In our global report on Work Trends due to be released in October, smartworking was found to be an increasingly popular way of working among start-ups. People starting out in a new business venture, entrepreneurs and freelancers are more open to smartworking as is gives them the flexibility and freedom to work wherever, whenever. They might not yet have their own allocated office, so co-working spaces, coffee shops and their own living room become their place of work.
Commuters are also more open to the idea of smartworking. They could transform their 45 minute commute to the office into 45 minutes of productive work, rather than staring idly out of the window or reading the latest crime thriller. Working from home, or closer to home, is also an attractive option.
While there are of course some professions where smartworking isn’t a possibility – in practical crafts or labouring for example - jobseekers consider positions in the arts, creative industries, IT, HR, legal and admin roles are well suited for it.
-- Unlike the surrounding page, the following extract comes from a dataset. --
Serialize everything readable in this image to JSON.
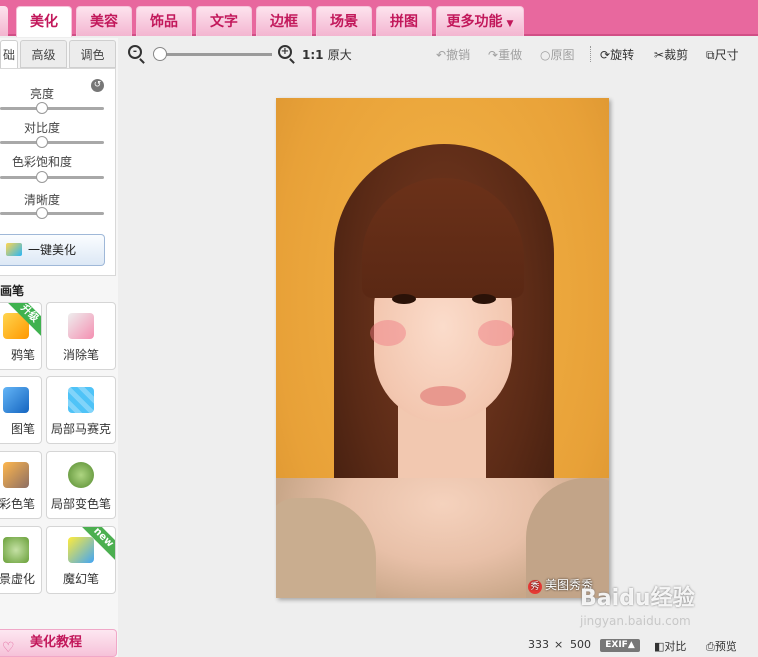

For many the concept may seem alien, but to the younger generation entering the world of work, smartworking comes naturally. This is the generation who have grown up with smartphones and tablets, so using multiple devices is nothing new.
But will the idea catch on with employers? Will bosses be willing to remunerate their staff for work completed outside office hours, and how will they effectively keep track of time? Jobseekers are more interested in the possibility of smartworking than recruiters are in offering it as an option.
Recruiters don’t think that most companies are ready to make the change. While senior management might be granted the indulgence of working from home once in a blue moon, most offices require their staff to be in work and on time in order to pay them a salary. Creative industries like marketing, sales and communications are where recruiters see smartworking catching on, as these are the industries most suited to a flexible working life.